On the other hand, doing studies “on the cheap” can backfire.
Anderson said, “Unfortunately, I have many small company clients who have had to do more than one study, and [conducting a small initial study] becomes a false economy.”
“I’ll be the first to tell you it’s a mistake to do a study of 40 patients in two sites that don’t have controls” because payers will not respond, she said. She added that investors are reluctant to fund repeated studies that seem to indicate a lack of appropriate planning.
The question of whether to put a device through the full brunt of PMA application rather than the faster-track 510(k) process hinged to some extent on preliminary feedback obtained from payers regarding meaningful data.
However, Anderson seemed bullish on the benefits of the clinical data that comes with the studies required for PMAs.

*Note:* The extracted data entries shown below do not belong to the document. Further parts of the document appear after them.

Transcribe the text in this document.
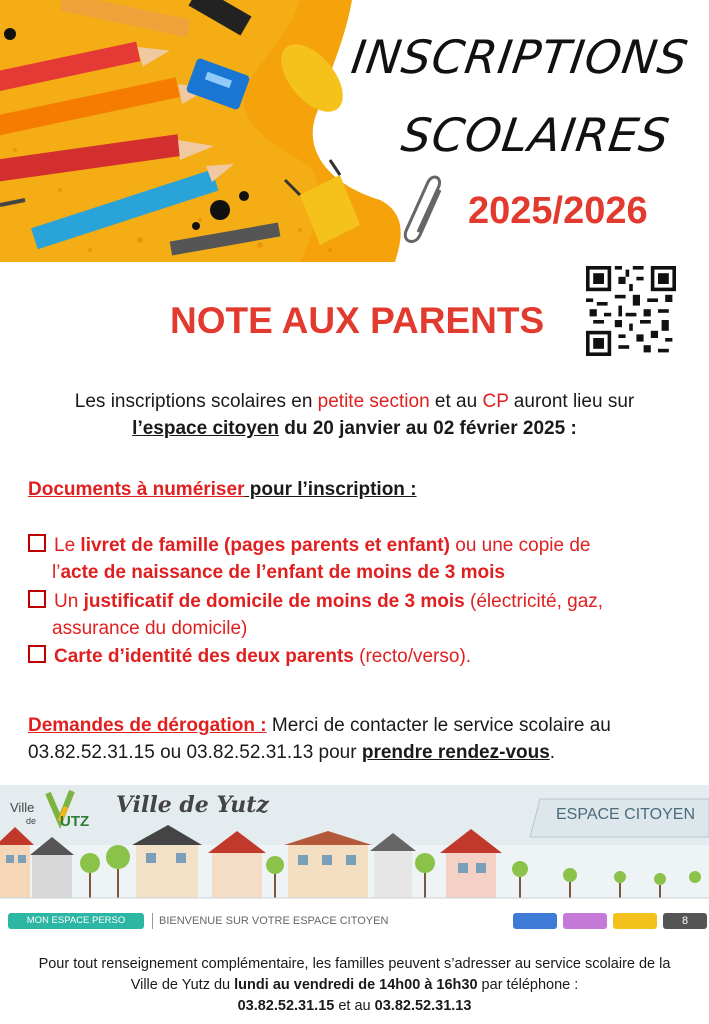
INSCRIPTIONS
SCOLAIRES
2025/2026
NOTE AUX PARENTS
Les inscriptions scolaires en petite section et au CP auront lieu sur
l’espace citoyen du 20 janvier au 02 février 2025 :
Documents à numériser pour l’inscription :
Le livret de famille (pages parents et enfant) ou une copie de
l’acte de naissance de l’enfant de moins de 3 mois
Un justificatif de domicile de moins de 3 mois (électricité, gaz,
assurance du domicile)
Carte d’identité des deux parents (recto/verso).
Demandes de dérogation : Merci de contacter le service scolaire au
03.82.52.31.15 ou 03.82.52.31.13 pour prendre rendez-vous.
Ville
de UTZ
Ville de Yutz	ESPACE CITOYEN
MON ESPACE PERSO	BIENVENUE SUR VOTRE ESPACE CITOYEN	8
Pour tout renseignement complémentaire, les familles peuvent s’adresser au service scolaire de la
Ville de Yutz du lundi au vendredi de 14h00 à 16h30 par téléphone :
03.82.52.31.15 et au 03.82.52.31.13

She said, “If you think you might have to [file a PMA], it can get you over the hump of payment.” The reason: “It’s an enormous step forward with payers.”
Further on the subject of PMA clinical trials, Anderson recommended that entrepreneurs talk seriously with VCs about getting “enough money to do justice by this product,” allowing the innovator to “convince very sophisticated medical directors” of the worth of the device.
Start-up companies might also do well to tell a VC representative that the reimbursement plan will start small so as to provide some positive cash flow while company representatives keep working on the rest of the payer population.
As for the overall vitality of venture capital in the U.S. device market, Anderson said that “at the moment, there’s a lot of money in healthcare.”
But she cautioned attendees against putting “all your eggs in the Medicare basket.” Noting the difficulties of dealing with 5,000 payers in the U.S., she said that CMS is “reasonable to work with” but “slow as molasses.”
Anderson recommended that start-up firms look to smaller payers because “some of the little guys are easier to move and you can divide and conquer.”